Grenoble : à l'Abbaye, le bras de fer continue entre la mairie et l'association Droit au logement
Ce mercredi 23 décembre, l'association Droit au logement 38 (DAL) a manifesté devant l'hôtel de ville de Grenoble. Ils protestent contre la coupure d'eau, d'électricité et de chauffage dans un bâtiment occupé depuis deux semaines par une une cinquantaine de personnes dans le quartier de l'Abbaye.

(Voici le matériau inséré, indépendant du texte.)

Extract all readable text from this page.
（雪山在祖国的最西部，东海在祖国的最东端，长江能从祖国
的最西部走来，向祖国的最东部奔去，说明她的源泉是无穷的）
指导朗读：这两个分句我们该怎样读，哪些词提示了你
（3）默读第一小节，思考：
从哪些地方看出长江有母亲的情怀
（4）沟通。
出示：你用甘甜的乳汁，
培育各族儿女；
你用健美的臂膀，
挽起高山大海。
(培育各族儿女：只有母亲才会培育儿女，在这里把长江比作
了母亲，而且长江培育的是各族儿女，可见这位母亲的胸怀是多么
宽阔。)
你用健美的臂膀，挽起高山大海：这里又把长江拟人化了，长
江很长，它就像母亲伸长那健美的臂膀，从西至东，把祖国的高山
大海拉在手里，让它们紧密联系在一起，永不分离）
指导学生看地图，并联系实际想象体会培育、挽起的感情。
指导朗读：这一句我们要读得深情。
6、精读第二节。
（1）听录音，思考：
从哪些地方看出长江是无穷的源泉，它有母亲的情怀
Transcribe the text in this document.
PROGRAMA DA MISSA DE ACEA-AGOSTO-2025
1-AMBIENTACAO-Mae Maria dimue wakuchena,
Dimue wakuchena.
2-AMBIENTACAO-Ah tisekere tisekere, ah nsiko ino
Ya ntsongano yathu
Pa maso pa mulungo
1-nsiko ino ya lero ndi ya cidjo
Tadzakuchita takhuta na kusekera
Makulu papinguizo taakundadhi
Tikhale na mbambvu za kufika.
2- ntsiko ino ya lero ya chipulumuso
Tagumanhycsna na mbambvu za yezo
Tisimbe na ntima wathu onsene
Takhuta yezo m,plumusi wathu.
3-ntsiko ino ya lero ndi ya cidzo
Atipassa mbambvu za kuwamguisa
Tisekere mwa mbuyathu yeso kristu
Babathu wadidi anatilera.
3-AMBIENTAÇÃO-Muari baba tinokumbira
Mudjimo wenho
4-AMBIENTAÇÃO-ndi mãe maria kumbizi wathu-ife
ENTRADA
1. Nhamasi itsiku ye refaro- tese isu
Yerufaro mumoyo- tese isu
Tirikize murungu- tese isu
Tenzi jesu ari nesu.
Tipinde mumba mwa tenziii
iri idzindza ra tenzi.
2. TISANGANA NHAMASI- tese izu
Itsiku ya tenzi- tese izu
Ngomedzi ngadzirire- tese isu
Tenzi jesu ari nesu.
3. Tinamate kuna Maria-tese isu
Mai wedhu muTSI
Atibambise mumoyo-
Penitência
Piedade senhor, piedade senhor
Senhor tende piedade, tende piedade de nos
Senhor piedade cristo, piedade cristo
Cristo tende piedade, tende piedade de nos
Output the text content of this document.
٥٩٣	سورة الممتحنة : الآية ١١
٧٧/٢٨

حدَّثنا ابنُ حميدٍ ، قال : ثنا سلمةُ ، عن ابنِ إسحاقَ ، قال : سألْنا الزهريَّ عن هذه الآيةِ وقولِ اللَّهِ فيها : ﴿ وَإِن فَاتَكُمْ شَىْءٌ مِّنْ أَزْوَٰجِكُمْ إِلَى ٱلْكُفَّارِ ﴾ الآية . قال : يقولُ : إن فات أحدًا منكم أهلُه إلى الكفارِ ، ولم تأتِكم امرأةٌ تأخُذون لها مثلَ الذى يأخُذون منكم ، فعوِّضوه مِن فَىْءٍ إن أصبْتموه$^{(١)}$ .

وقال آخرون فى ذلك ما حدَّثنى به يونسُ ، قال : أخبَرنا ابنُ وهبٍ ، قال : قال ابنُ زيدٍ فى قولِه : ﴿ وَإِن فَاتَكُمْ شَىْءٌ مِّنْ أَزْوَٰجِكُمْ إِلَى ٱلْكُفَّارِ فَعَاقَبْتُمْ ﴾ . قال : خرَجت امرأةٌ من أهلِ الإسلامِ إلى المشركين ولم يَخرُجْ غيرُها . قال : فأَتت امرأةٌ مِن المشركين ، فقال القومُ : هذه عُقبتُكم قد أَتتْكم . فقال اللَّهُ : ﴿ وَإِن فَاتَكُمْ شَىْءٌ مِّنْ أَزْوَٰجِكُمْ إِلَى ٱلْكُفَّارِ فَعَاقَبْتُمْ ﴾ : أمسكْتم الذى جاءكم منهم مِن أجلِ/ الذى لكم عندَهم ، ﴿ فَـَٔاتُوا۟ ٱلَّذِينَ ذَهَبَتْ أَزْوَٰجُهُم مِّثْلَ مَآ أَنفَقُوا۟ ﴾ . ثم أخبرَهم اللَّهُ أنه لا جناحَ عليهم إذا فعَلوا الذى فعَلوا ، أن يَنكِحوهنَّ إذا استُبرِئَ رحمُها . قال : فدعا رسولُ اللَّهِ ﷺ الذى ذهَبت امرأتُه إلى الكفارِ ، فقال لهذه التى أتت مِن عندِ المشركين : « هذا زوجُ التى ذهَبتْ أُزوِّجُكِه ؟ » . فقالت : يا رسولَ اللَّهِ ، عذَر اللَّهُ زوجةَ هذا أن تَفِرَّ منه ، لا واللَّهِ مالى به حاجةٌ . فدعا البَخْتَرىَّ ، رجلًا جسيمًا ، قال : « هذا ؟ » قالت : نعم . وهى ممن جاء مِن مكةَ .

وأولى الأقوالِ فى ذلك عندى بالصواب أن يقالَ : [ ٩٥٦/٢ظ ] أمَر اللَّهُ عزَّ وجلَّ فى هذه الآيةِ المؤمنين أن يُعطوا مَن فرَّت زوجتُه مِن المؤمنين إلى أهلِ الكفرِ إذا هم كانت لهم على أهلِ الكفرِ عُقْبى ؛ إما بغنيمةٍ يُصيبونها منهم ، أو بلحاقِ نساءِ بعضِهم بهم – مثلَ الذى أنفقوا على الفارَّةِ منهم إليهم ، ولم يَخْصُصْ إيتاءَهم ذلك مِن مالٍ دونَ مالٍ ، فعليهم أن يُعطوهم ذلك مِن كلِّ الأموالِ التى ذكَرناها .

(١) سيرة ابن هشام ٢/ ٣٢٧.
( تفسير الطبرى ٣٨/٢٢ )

Les discussions sont au point mort entre le Droit au logement (DAL 38) et la mairie de Grenoble. L'association reproche à la municipalité d'avoir successivement coupé l'électricité, l'eau et le chauffage. Céline Deslattes est conseillère municipale en charge de la grande précarité. Elle affirme que c'est "le bailleur social Actis, gestionnaire du bâtiment" qui a pris la décision. Précisons toutefois que la présidente d'Actis n'est autre qu'Elisa Martin, première adjointe d'Eric Piolle. Le DAL dénonce une "stratégie réfléchie pour vider le lieu de ses habitants".

Propositions de solutions
Pour répondre à la demande de l'association, la municipalité a proposé des places dans des structures d'hébergement hivernal : "Nous refusons cette solution car elle est temporaire. Ils ne pourront rester que jusque fin mars. En plus, ces structures ont des conditions de vie catastrophiques", affirme Raphaël Beth, militant du DAL 38.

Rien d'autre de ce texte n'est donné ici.